O grande expoente desse movimento é
pesquisador Algirdas Julien Greimas e a partir daí o nome
semiologia cai em desuso, sendo encampado pela chamada semiótica
narrativa e discursiva que pode ser melhor compreendida nas obras
greimasianas intituladas Du sense: essais sémiotiques e
Du sense II: essais sémiotiques.
A publicidade brasileira também foi, e
ainda é, bastante estudada nessa perspectiva teórica
que vai da semiologia estrutural à semiótica narrativa
e discursiva, destacando-se as pesquisas brasileiras realizadas
principalmente no âmbito dos programas de pós-graduação
da Comunicação e Semiótica da PUC-SP; dos
Estudos Literários na Unesp de Araraquara-SP; da ECA/USP e do
Departamento de Lingüística da FFLCH-USP.
Por fim, chego à última matriz
semiótica, que se refere aos estudos russos. O primeiro ramo
de estudos sígnicos na Rússia, refere-se a uma
semiótica da cultura, construída a partir dos trabalhos
de Yurij Lótman na Escola de Tartut, anos 60, que buscou a
compreensão da cultura como linguagem. E se a publicidade é
um produto cultural, ela é passível de uma abordagem
via semiótica da cultura. Esta vertente ganha maior
interdisciplinaridade associada aos estudos de antropologia, ao se
fundir à noção antropológica de artefato
cultural, para uma análise mais rica das representações
culturais da humanidade. Este ramo da semiótica estudou
contos, folguedos do folclore russo e guarda uma forte herança
das pesquisas formalistas, que também influenciaram a
semiologia estrutural, a partir dos trabalhos de Roman Jakobson
(autor de formação formalista).
Há ainda, na Rússia, a produção
de uma teoria semiótica pautada na dialética dos
processos de enunciação verbal, que se fazem marcar nos
enunciados. Trata-se da Teoria Polifônica formulada por Mikhail
Bakhtin. Para este autor o signo reflete e refrata a realidade que
representa, trazendo em si, cargas subjetivas em conflitos. Esses
conflitos gerados por vozes/sujeitos, representados no discurso,
criam os efeitos de polifonia. Tal polifonia cria um jogo
constitutivo de redes discursivas que ele denominou de dialogismo e é
nesses dois grandes conceitos que a teoria semiótica desse
autor está pautada.
Sua teoria dialógica, postulada no final
da segunda década do século XX, foi levada à
França pelo trabalho da pesquisadora Júlia Kristeva,
mas ela simplificou o conceito de dialogismo à idéia de
intertextualidade, quando o dialogismo se torna mais visível,
marcado. Contudo, esse conceito em Bakhtin tem uma dimensão
muito maior para o funcionamento dos processos enunciativos.
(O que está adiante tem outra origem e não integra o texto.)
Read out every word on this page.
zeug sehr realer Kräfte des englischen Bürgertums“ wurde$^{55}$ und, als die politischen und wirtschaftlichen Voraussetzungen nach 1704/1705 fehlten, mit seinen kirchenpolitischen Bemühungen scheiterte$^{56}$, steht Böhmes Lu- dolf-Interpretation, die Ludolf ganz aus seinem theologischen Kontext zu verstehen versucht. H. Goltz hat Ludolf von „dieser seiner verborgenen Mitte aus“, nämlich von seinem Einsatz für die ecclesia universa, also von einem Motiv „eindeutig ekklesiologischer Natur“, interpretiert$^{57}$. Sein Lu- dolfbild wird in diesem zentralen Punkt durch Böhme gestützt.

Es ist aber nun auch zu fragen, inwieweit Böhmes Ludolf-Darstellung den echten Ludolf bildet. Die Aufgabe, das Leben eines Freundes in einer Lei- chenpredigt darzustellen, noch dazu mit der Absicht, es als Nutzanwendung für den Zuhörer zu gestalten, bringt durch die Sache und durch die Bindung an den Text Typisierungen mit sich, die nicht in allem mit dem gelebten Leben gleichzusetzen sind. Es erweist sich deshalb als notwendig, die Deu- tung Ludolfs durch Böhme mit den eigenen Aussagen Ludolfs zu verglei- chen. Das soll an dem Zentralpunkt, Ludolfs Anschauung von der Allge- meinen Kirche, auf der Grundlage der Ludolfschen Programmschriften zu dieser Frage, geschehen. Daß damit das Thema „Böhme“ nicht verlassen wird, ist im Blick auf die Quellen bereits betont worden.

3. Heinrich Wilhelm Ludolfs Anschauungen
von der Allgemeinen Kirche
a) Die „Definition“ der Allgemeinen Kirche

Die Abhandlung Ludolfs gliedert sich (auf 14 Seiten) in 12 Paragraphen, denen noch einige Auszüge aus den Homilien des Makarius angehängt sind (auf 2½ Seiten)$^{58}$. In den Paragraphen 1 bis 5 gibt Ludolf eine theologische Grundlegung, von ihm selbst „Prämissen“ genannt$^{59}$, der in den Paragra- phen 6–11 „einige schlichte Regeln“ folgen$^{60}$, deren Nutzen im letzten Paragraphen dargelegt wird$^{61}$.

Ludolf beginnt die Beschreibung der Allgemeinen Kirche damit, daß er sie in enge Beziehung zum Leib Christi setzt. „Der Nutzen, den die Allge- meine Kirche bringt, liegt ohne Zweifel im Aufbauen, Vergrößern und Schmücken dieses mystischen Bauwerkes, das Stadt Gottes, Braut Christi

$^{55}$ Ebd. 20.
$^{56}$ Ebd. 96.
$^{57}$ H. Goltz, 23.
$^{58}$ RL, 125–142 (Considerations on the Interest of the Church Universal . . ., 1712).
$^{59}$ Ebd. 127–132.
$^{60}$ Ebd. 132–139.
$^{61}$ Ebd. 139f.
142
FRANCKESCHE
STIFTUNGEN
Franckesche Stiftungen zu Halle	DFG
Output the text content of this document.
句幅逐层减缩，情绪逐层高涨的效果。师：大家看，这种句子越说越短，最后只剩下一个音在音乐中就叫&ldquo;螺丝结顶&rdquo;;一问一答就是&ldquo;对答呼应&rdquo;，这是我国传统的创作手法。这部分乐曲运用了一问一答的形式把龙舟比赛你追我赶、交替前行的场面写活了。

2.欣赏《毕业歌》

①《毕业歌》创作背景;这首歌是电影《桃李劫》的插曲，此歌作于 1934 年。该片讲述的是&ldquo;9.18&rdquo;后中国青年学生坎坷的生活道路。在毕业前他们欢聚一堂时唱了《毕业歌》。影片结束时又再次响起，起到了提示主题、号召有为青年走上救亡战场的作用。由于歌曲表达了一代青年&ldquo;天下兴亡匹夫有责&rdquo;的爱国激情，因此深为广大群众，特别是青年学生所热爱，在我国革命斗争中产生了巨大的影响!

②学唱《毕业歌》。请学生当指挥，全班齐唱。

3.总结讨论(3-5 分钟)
Nem precisa dizer que esta vertente semiótica,
assim como as outras mencionadas, tem dado grandes contribuições
aos estudos da linguagem publicitária, principalmente na
análise de discursos políticos e de campanhas
eleitorais, bem como nos estudos intertextuais da publicidade.
Bem, com este panorama e sem me prender aos
rigores da escrita acadêmica, tentei mostrar as características
gerais das abordagens semióticas, mas nem de longe conseguiria
esgotá-las nessas poucas linhas. As teorias semióticas
são um arsenal poderoso que, via linguagem, podem propiciar
uma porta de entrada para o exercício da pesquisa
interdisciplinar da comunicação, como eu acredito. Mas
as semióticas sozinhas não dão conta de tudo,
embora entenda que o uso delas na construção de uma
teoria das linguagens midiáticas é fundamental. E aos
que pretendem ingressar nos estudos da linguagem midiática e
da redação publicitária, eu diria que esses
conhecimentos são essenciais, pois eles fazem a diferença
e aumentam a capacidade crítica de leitura sobre o
texto/discurso que produzimos.
Aqui estão sintetizados conhecimentos de
uma década de estudos. Leva um bom tempo para se entender o
que é semiótica peirciana, semiologia, semiologia
estrutural, semiótica narrativa e discursiva, polifonia e
dialogismo, semiótica da cultura e as novas vertentes que hoje
surgem e colocá-las nos seus lugares. A pesquisa nessa área
não pára e para os que pretendem se aventurar, eu
recomendaria começar a estudar desde já.
Eneus Trindade é
professor da Escola de Comunicações e Artes da USP, do
Curso de Publicidade e Propaganda e membro do Núcleo
Interdisciplinar de Estudos da Linguagem Publicitária (Nielp),
do Departamento de Relações Públicas, Propaganda
e Turismo da ECA/USP.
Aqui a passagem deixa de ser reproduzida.